Although it admitted there could be a temporary rise of inmates in the near future as the number of investigations and prosecutions is expected to increase amid the hiring of 20,000 more police officers.

Prisons minister Lucy Frazer said: “Many female offenders suffer complex issues and have experienced very traumatic lives – and it’s only by addressing this that we will break the costly cycle of reoffending.”

The plan for a “whole-system approach” to give women a better chance of turning their lives around – which tasks a range of public bodies with tackling the situation – was set out in a national concordat on female offenders, which said: “Women on average commit less serious offences and often pose a lower risk of serious harm to the public.

“They are also, more often than men, primary carers when entering the criminal justice system, meaning the criminalisation of women is likely to have a greater impact on families and children.”

Almost 71 per cent of women reoffended in the year after a jail sentence of less than 12 months, according to the document.

And the average number of repeat offences per female criminal is higher than among men and crimes tend to be low-level like shoplifting, the paper said.

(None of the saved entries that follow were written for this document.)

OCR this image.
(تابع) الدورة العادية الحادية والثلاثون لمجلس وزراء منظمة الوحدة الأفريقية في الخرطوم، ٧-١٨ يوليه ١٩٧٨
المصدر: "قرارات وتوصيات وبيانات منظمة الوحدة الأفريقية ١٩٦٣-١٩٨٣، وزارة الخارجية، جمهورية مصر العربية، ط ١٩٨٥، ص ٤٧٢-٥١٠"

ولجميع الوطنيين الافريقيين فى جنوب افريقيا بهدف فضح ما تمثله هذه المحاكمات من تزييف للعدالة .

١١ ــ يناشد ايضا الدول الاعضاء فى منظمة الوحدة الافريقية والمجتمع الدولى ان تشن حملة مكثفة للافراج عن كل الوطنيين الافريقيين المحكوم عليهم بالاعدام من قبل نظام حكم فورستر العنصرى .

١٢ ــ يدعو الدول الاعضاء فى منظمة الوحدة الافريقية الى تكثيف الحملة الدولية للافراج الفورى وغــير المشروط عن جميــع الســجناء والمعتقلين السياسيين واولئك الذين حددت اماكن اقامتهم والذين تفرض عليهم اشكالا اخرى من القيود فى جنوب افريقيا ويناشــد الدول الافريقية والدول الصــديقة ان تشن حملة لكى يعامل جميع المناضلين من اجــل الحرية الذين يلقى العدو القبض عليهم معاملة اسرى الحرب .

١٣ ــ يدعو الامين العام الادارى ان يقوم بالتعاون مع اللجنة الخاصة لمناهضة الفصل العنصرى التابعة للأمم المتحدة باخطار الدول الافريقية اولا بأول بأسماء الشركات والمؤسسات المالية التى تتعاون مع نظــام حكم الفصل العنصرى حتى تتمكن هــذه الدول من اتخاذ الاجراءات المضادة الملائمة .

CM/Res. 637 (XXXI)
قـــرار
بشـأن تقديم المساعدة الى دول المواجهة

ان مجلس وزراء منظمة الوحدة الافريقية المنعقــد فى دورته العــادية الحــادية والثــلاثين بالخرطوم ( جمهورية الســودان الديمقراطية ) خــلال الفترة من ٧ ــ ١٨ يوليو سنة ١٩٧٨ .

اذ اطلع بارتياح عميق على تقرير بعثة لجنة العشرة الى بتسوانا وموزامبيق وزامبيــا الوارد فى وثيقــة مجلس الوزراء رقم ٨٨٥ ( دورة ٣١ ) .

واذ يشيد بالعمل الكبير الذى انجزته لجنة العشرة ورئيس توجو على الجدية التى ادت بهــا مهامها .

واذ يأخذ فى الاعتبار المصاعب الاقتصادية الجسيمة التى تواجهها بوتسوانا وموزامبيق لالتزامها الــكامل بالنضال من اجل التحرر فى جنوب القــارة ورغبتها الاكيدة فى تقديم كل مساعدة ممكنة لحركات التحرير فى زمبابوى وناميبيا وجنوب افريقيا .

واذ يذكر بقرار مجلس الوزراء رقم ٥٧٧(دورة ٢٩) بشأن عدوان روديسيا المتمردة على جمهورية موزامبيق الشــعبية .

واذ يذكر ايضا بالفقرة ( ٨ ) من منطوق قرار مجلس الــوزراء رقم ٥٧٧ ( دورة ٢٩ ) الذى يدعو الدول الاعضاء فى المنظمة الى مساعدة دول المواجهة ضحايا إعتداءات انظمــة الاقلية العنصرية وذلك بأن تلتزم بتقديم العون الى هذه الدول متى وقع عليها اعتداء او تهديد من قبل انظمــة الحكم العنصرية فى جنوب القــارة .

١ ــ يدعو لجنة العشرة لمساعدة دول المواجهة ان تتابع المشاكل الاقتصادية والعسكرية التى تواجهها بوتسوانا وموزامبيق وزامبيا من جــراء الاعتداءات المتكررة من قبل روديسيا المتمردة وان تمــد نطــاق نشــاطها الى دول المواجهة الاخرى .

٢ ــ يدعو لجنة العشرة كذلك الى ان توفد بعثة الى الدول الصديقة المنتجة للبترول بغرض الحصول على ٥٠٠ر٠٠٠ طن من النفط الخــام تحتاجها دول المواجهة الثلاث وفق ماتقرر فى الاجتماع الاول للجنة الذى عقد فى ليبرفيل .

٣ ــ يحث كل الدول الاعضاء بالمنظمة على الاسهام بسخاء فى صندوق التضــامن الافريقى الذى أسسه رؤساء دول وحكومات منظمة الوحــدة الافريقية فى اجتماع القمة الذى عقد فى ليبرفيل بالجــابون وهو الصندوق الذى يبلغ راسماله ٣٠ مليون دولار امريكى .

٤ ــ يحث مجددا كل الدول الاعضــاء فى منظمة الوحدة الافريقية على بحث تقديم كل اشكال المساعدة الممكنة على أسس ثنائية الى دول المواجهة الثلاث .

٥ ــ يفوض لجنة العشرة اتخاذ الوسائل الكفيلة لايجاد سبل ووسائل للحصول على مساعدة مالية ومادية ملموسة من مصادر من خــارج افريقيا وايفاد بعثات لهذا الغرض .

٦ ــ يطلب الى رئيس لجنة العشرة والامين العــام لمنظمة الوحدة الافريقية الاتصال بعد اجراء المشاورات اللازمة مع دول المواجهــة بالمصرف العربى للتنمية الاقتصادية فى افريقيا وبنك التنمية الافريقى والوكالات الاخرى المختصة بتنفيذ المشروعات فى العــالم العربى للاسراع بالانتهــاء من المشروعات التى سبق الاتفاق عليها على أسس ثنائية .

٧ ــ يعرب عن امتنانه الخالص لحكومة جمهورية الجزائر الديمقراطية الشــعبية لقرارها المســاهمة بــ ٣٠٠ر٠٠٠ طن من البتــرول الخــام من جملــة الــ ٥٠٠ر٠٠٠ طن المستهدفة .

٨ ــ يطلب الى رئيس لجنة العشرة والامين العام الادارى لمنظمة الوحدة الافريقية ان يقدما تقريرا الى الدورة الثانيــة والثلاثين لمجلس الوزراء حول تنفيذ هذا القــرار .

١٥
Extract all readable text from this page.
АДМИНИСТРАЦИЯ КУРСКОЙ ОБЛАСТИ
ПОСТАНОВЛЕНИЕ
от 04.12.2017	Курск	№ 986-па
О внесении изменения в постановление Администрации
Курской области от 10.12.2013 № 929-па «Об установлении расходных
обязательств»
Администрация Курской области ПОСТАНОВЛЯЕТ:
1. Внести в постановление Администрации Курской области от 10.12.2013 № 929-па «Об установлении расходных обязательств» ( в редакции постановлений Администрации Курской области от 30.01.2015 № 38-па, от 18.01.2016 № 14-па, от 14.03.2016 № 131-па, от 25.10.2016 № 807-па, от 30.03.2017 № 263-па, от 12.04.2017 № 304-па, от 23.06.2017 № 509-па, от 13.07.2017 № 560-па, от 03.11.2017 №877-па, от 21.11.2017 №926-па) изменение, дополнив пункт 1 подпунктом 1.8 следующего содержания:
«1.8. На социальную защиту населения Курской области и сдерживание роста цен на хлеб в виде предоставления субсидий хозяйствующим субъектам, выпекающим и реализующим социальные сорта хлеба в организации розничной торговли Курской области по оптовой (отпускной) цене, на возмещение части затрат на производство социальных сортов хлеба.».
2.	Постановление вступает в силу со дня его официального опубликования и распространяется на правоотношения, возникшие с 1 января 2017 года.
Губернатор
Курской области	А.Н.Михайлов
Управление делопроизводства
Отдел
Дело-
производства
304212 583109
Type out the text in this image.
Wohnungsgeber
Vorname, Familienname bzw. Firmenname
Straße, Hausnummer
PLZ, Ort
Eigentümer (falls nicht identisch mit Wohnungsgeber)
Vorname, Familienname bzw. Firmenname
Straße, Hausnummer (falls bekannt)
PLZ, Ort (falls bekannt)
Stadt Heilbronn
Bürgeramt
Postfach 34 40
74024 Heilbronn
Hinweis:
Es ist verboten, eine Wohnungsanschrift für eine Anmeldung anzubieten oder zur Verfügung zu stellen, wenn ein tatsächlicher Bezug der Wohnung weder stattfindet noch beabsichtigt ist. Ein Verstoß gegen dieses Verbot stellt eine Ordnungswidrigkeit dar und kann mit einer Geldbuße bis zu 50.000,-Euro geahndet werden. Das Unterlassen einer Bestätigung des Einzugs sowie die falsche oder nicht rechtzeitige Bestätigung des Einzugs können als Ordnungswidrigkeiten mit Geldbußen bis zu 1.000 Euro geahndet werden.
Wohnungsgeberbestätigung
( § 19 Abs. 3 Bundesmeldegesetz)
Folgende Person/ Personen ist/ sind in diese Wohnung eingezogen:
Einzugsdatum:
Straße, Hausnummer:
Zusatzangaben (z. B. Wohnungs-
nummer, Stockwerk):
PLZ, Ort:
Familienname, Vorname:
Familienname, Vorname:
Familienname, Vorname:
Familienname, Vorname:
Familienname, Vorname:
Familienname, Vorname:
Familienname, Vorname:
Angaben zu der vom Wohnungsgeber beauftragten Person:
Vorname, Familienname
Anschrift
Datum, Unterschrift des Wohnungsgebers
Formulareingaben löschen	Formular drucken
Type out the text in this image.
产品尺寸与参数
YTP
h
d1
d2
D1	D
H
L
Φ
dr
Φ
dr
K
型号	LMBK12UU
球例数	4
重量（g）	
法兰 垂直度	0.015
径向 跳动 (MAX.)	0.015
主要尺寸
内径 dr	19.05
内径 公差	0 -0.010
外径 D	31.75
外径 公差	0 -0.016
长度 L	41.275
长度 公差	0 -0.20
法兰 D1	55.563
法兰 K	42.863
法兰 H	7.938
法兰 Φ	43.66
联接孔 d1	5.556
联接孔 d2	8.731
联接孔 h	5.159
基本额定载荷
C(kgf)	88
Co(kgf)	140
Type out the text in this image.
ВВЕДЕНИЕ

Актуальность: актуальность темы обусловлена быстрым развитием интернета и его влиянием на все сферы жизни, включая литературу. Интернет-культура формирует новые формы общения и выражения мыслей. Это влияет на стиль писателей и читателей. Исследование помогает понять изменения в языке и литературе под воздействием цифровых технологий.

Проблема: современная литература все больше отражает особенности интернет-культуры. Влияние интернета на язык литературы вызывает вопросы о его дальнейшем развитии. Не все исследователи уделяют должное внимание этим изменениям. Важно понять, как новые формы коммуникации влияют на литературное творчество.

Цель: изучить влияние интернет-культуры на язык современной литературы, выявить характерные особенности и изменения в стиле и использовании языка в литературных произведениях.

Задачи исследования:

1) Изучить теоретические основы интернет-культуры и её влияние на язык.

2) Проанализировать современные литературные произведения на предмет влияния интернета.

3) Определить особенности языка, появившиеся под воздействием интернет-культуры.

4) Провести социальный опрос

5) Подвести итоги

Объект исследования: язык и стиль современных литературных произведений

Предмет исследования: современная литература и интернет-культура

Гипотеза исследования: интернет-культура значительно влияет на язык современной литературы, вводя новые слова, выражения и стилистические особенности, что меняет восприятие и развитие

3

It also warned that in 2017/18, black women were “more than twice as likely to be arrested than white women”.

Campaigners largely welcomed the announcement, but warned the efforts do not go far enough to tackle longstanding problems.

Kate Paradine, chief executive of charity Women in Prison, said: “This pledge and funding are just the start, and a far cry from what is needed in order to provide stability for women who face the sharp end of our society.”

She called on the government in its upcoming budget to safeguard the future of women’s centres.

Emily Evison, policy officer at the Prison Reform Trust, said the plans would need to be backed up by “action on the ground to prove effective”, adding: “Instead of planning for a rise (in women prisoners), the government should redouble its efforts to ensure women are not being sent to prison to serve pointless short sentences.”

Andrew Neilson, director of campaigns at the Howard League for Penal Reform, said: “If the goal is to reduce the number of women entering the criminal justice system, then today’s announcement shows that ministers are looking at the issue down the wrong end of a telescope”, adding that the funding promised was “dwarfed” by the cost of the extra prison places.

Deborah Coles, director of the charity Inquest, branded the rise in prison places “deplorable”, saying it “flies in the face” of promises to keep women out of jail.